Newmont Goldcorp (NYSE:NEM) was among the worst-performing gold stocks in April, losing 13.2% value according to data provided by S&P Global Market Intelligence. April 2019 will also go down in the history books of Newmont, as it finally acquired Goldcorp to form the world's largest gold company. While that seemed to have triggered a fall in the stock price initially, two other developments kept the stock under pressure through the month.
Newmont's announcement that it would acquire Goldcorp earlier this year in an all-stock deal worth $10 billion faced opposition from some of its largest shareholders, who believed the company was overpaying for Goldcorp. Later in March, Newmont paid out a special dividend of $0.88 to appease the shareholders and won its way, finally closing the acquisition on April 18. Newmont shares, however, tumbled soon after for no apparent reason, though investors may have been miffed by the debt the miner acquired along with Goldcorp.

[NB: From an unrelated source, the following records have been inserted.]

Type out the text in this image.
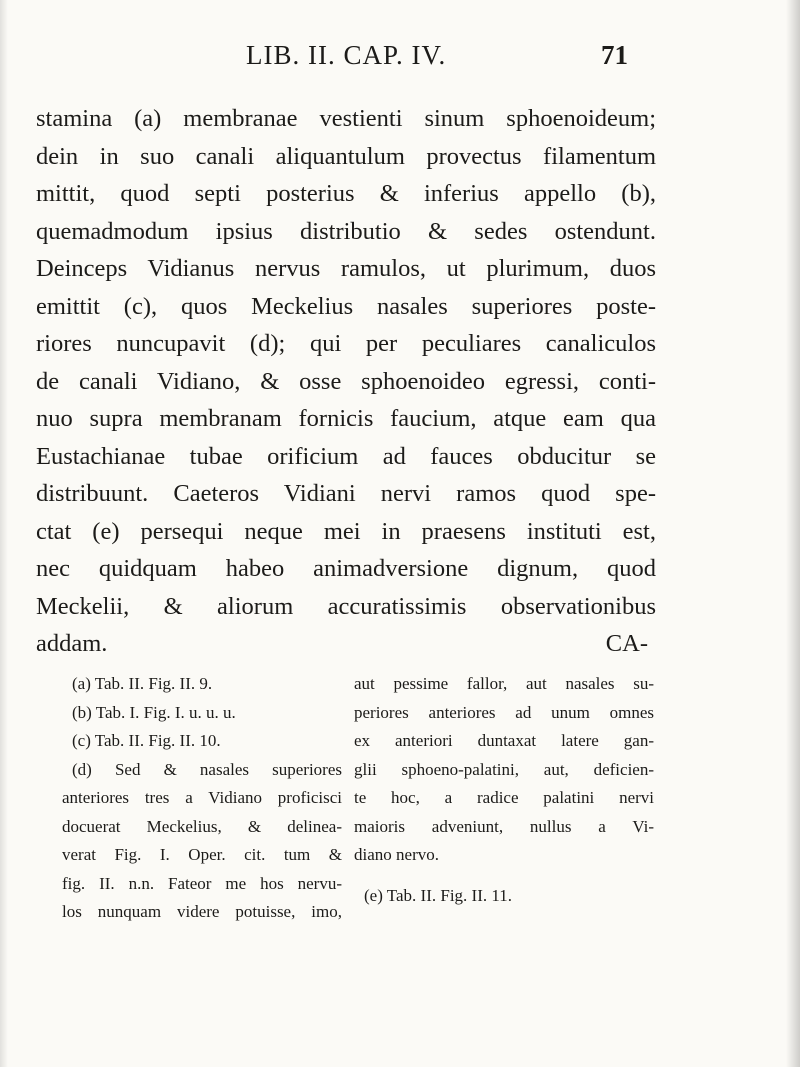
LIB. II. CAP. IV.	71
stamina (a) membranae vestienti sinum sphoenoideum;
dein in suo canali aliquantulum provectus filamentum
mittit, quod septi posterius & inferius appello (b),
quemadmodum ipsius distributio & sedes ostendunt.
Deinceps Vidianus nervus ramulos, ut plurimum, duos
emittit (c), quos Meckelius nasales superiores poste-
riores nuncupavit (d); qui per peculiares canaliculos
de canali Vidiano, & osse sphoenoideo egressi, conti-
nuo supra membranam fornicis faucium, atque eam qua
Eustachianae tubae orificium ad fauces obducitur se
distribuunt. Caeteros Vidiani nervi ramos quod spe-
ctat (e) persequi neque mei in praesens instituti est,
nec quidquam habeo animadversione dignum, quod
Meckelii, & aliorum accuratissimis observationibus
addam.	CA-
(a) Tab. II. Fig. II. 9.
(b) Tab. I. Fig. I. u. u. u.
(c) Tab. II. Fig. II. 10.
(d) Sed & nasales superiores
anteriores tres a Vidiano proficisci
docuerat Meckelius, & delinea-
verat Fig. I. Oper. cit. tum &
fig. II. n.n. Fateor me hos nervu-
los nunquam videre potuisse, imo,
aut pessime fallor, aut nasales su-
periores anteriores ad unum omnes
ex anteriori duntaxat latere gan-
glii sphoeno-palatini, aut, deficien-
te hoc, a radice palatini nervi
maioris adveniunt, nullus a Vi-
diano nervo.
(e) Tab. II. Fig. II. 11.
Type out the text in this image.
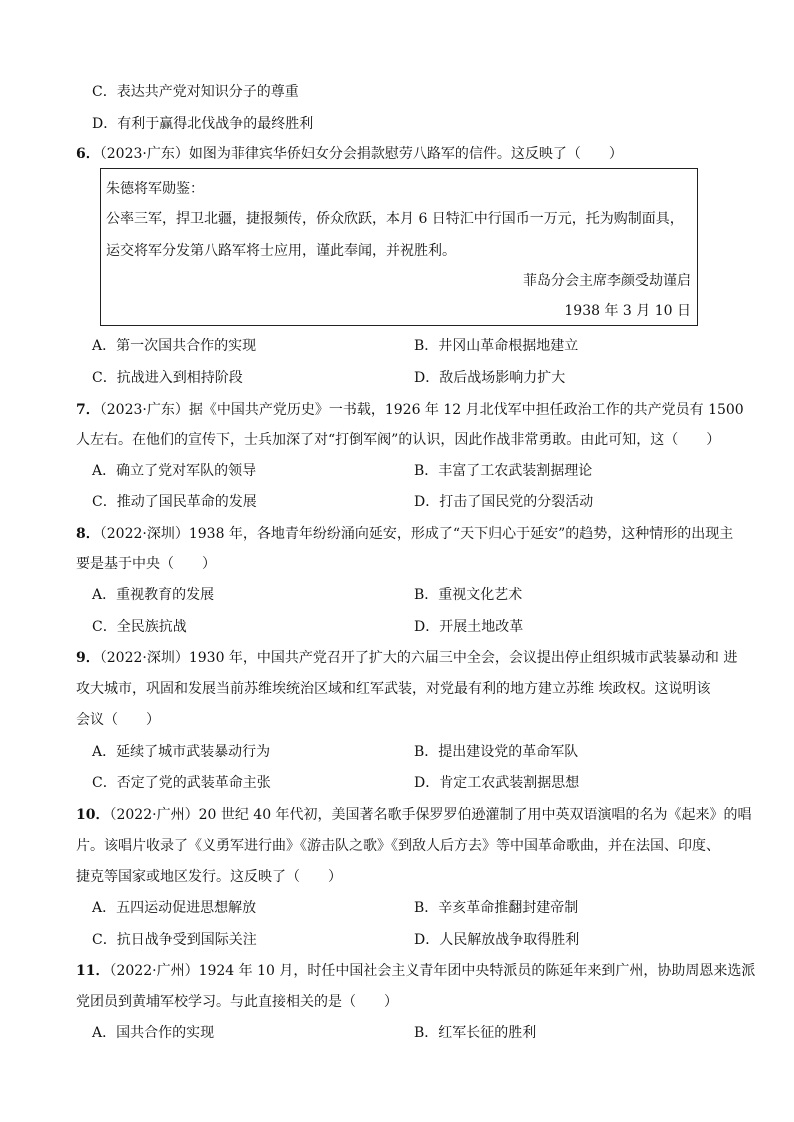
C．表达共产党对知识分子的尊重
D．有利于赢得北伐战争的最终胜利
6．（2023·广东）如图为菲律宾华侨妇女分会捐款慰劳八路军的信件。这反映了（　　）
朱德将军勋鉴：
公率三军，捍卫北疆，捷报频传，侨众欣跃，本月 6 日特汇中行国币一万元，托为购制面具，
运交将军分发第八路军将士应用，谨此奉闻，并祝胜利。
菲岛分会主席李颜受劫谨启
1938 年 3 月 10 日
A．第一次国共合作的实现	B．井冈山革命根据地建立
C．抗战进入到相持阶段	D．敌后战场影响力扩大
7．（2023·广东）据《中国共产党历史》一书载，1926 年 12 月北伐军中担任政治工作的共产党员有 1500
人左右。在他们的宣传下，士兵加深了对“打倒军阀”的认识，因此作战非常勇敢。由此可知，这（　　）
A．确立了党对军队的领导	B．丰富了工农武装割据理论
C．推动了国民革命的发展	D．打击了国民党的分裂活动
8．（2022·深圳）1938 年，各地青年纷纷涌向延安，形成了“天下归心于延安”的趋势，这种情形的出现主
要是基于中央（　　）
A．重视教育的发展	B．重视文化艺术
C．全民族抗战	D．开展土地改革
9．（2022·深圳）1930 年，中国共产党召开了扩大的六届三中全会，会议提出停止组织城市武装暴动和 进
攻大城市，巩固和发展当前苏维埃统治区域和红军武装，对党最有利的地方建立苏维 埃政权。这说明该
会议（　　）
A．延续了城市武装暴动行为	B．提出建设党的革命军队
C．否定了党的武装革命主张	D．肯定工农武装割据思想
10．（2022·广州）20 世纪 40 年代初，美国著名歌手保罗罗伯逊灌制了用中英双语演唱的名为《起来》的唱
片。该唱片收录了《义勇军进行曲》《游击队之歌》《到敌人后方去》等中国革命歌曲，并在法国、印度、
捷克等国家或地区发行。这反映了（　　）
A．五四运动促进思想解放	B．辛亥革命推翻封建帝制
C．抗日战争受到国际关注	D．人民解放战争取得胜利
11．（2022·广州）1924 年 10 月，时任中国社会主义青年团中央特派员的陈延年来到广州，协助周恩来选派
党团员到黄埔军校学习。与此直接相关的是（　　）
A．国共合作的实现	B．红军长征的胜利
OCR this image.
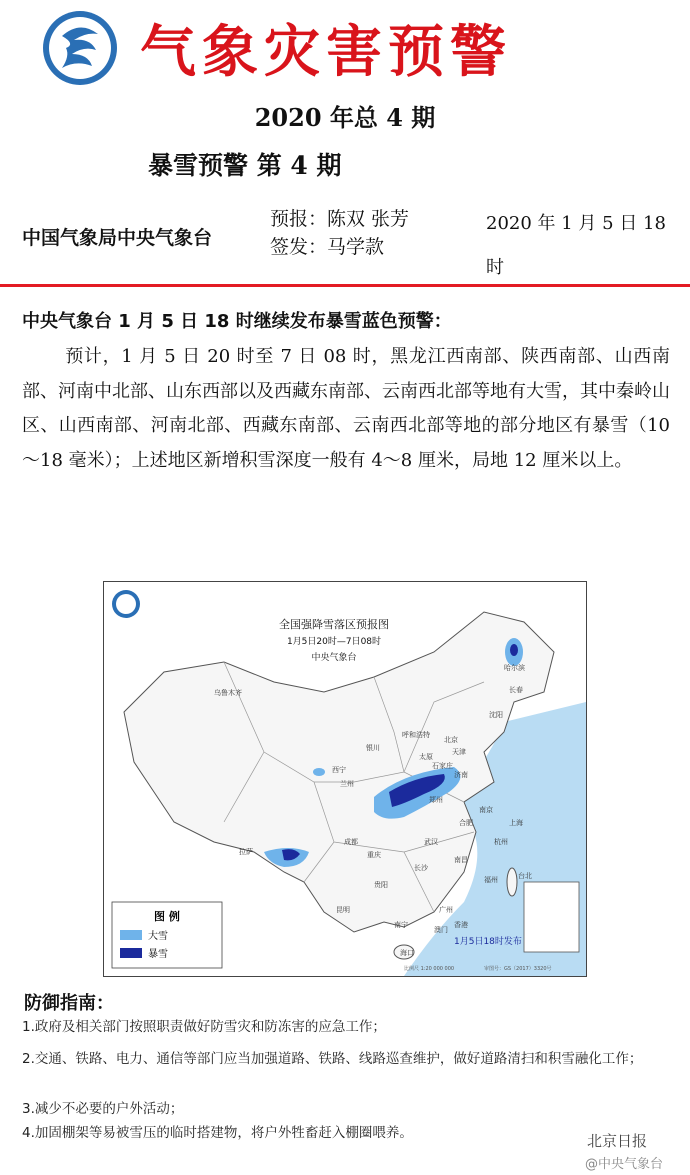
气象灾害预警
2020 年总 4 期
暴雪预警 第 4 期
中国气象局中央气象台
预报：陈双 张芳
签发：马学款
2020 年 1 月 5 日 18 时
中央气象台 1 月 5 日 18 时继续发布暴雪蓝色预警：
预计，1 月 5 日 20 时至 7 日 08 时，黑龙江西南部、陕西南部、山西南部、河南中北部、山东西部以及西藏东南部、云南西北部等地有大雪，其中秦岭山区、山西南部、河南北部、西藏东南部、云南西北部等地的部分地区有暴雪（10～18 毫米）；上述地区新增积雪深度一般有 4～8 厘米，局地 12 厘米以上。
全国强降雪落区预报图
1月5日20时—7日08时
中央气象台
乌鲁木齐
哈尔滨
长春
沈阳
呼和浩特
北京
天津
太原
石家庄
银川
济南
西宁
兰州
郑州
合肥
南京
上海
拉萨
成都	武汉	杭州
重庆
长沙
南昌
福州
贵阳
昆明	广州
南宁
台北
香港
澳门
海口
图 例
大雪
暴雪
1月5日18时发布
比例尺 1:20 000 000	审图号：GS（2017）3320号
防御指南：
1.政府及相关部门按照职责做好防雪灾和防冻害的应急工作；
2.交通、铁路、电力、通信等部门应当加强道路、铁路、线路巡查维护，做好道路清扫和积雪融化工作；
3.减少不必要的户外活动；
4.加固棚架等易被雪压的临时搭建物，将户外牲畜赶入棚圈喂养。	北京日报
@中央气象台
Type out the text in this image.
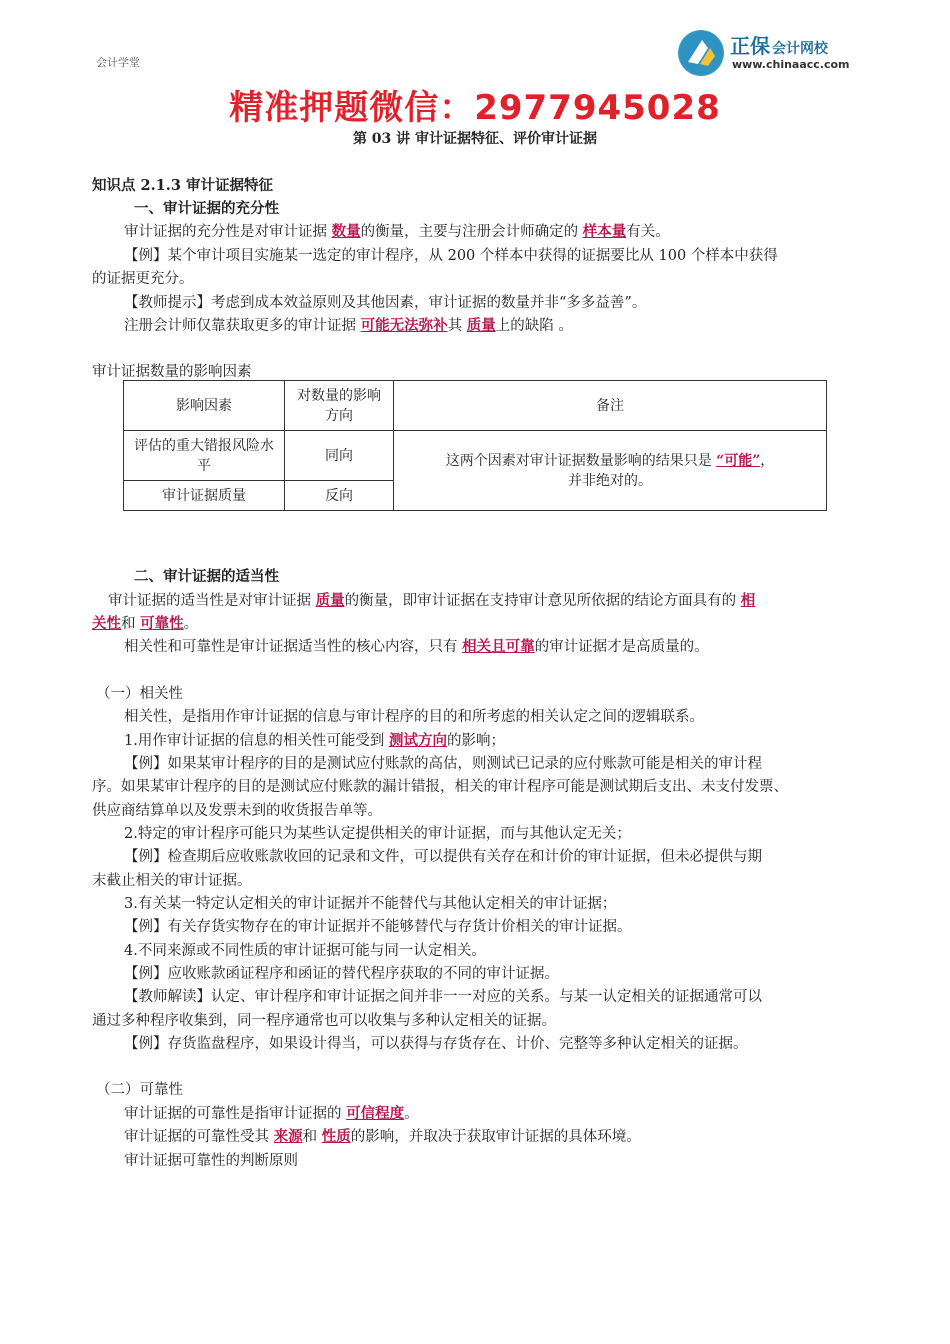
会计学堂
正保 会计网校
www.chinaacc.com
精准押题微信：2977945028
第 03 讲 审计证据特征、评价审计证据
知识点 2.1.3 审计证据特征
一、审计证据的充分性
审计证据的充分性是对审计证据 数量的衡量，主要与注册会计师确定的 样本量有关。
【例】某个审计项目实施某一选定的审计程序，从 200 个样本中获得的证据要比从 100 个样本中获得
的证据更充分。
【教师提示】考虑到成本效益原则及其他因素，审计证据的数量并非“多多益善”。
注册会计师仅靠获取更多的审计证据 可能无法弥补其 质量上的缺陷 。
审计证据数量的影响因素
影响因素	对数量的影响方向	备注
评估的重大错报风险水平	同向	这两个因素对审计证据数量影响的结果只是 “可能”，
并非绝对的。
审计证据质量	反向	
二、审计证据的适当性
审计证据的适当性是对审计证据 质量的衡量，即审计证据在支持审计意见所依据的结论方面具有的 相
关性和 可靠性。
相关性和可靠性是审计证据适当性的核心内容，只有 相关且可靠的审计证据才是高质量的。
（一）相关性
相关性，是指用作审计证据的信息与审计程序的目的和所考虑的相关认定之间的逻辑联系。
1.用作审计证据的信息的相关性可能受到 测试方向的影响；
【例】如果某审计程序的目的是测试应付账款的高估，则测试已记录的应付账款可能是相关的审计程
序。如果某审计程序的目的是测试应付账款的漏计错报，相关的审计程序可能是测试期后支出、未支付发票、
供应商结算单以及发票未到的收货报告单等。
2.特定的审计程序可能只为某些认定提供相关的审计证据，而与其他认定无关；
【例】检查期后应收账款收回的记录和文件，可以提供有关存在和计价的审计证据，但未必提供与期
末截止相关的审计证据。
3.有关某一特定认定相关的审计证据并不能替代与其他认定相关的审计证据；
【例】有关存货实物存在的审计证据并不能够替代与存货计价相关的审计证据。
4.不同来源或不同性质的审计证据可能与同一认定相关。
【例】应收账款函证程序和函证的替代程序获取的不同的审计证据。
【教师解读】认定、审计程序和审计证据之间并非一一对应的关系。与某一认定相关的证据通常可以
通过多种程序收集到，同一程序通常也可以收集与多种认定相关的证据。
【例】存货监盘程序，如果设计得当，可以获得与存货存在、计价、完整等多种认定相关的证据。
（二）可靠性
审计证据的可靠性是指审计证据的 可信程度。
审计证据的可靠性受其 来源和 性质的影响，并取决于获取审计证据的具体环境。
审计证据可靠性的判断原则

However, on April 25, Newmont revealed that it paid off $1.25 billion of Goldcorp's outstanding debt and ended its first quarter with a fairly strong balance sheet, including cash and equivalents balance of $3.6 billion. Newmont's Q1 profit, however, more than halved on a marginal dip in sales, thanks to "integration and transaction costs" related to the Goldcorp acquisition and a Nevada joint venture with Barrick Gold (NYSE:GOLD). Weak gold prices further fueled pessimism in the stock.
In another development, Newmont announced the temporary shutdown of Goldcorp's flagship mine in Mexico, Penasquito, on April 29 following a blockade that began in late March. While management claimed the blockade didn't hit production in Q1, investors want to see Penasquito up and running soon, because the mine is expected to generate maximum synergies for Newmont from its Goldcorp acquisition.
Investors also seemed disappointed at Newmont's outlook, which calls for gold production of 5.2 million ounces in 2019, 4.9 million ounces in 2020, and anything between 4.4 million and 4.9 million ounces per year through 2023.
But here's the thing: Newmont's outlook does not include the impact of Goldcorp acquisition and its joint venture with Barrick.
The market seems to be paying no heed to the fact that Newmont's actual production numbers should be much higher once it integrates Goldcorp -- Goldcorp produced nearly 2.3 million ounces of gold in fiscal 2018, after all, and the combined company has the largest gold reserves and asset base in the world.
In fact, some weeks prior to the acquisition, Newmont gave out a targeted sustainable annual production of 6 million to 7 million ounces of gold for the combined company. At the same time, Newmont's joint venture with Barrick in the lucrative Nevada region is no small potatoes. In short, Newmont has a lot to look forward to, which is why the drop in its share price in April appears overdone.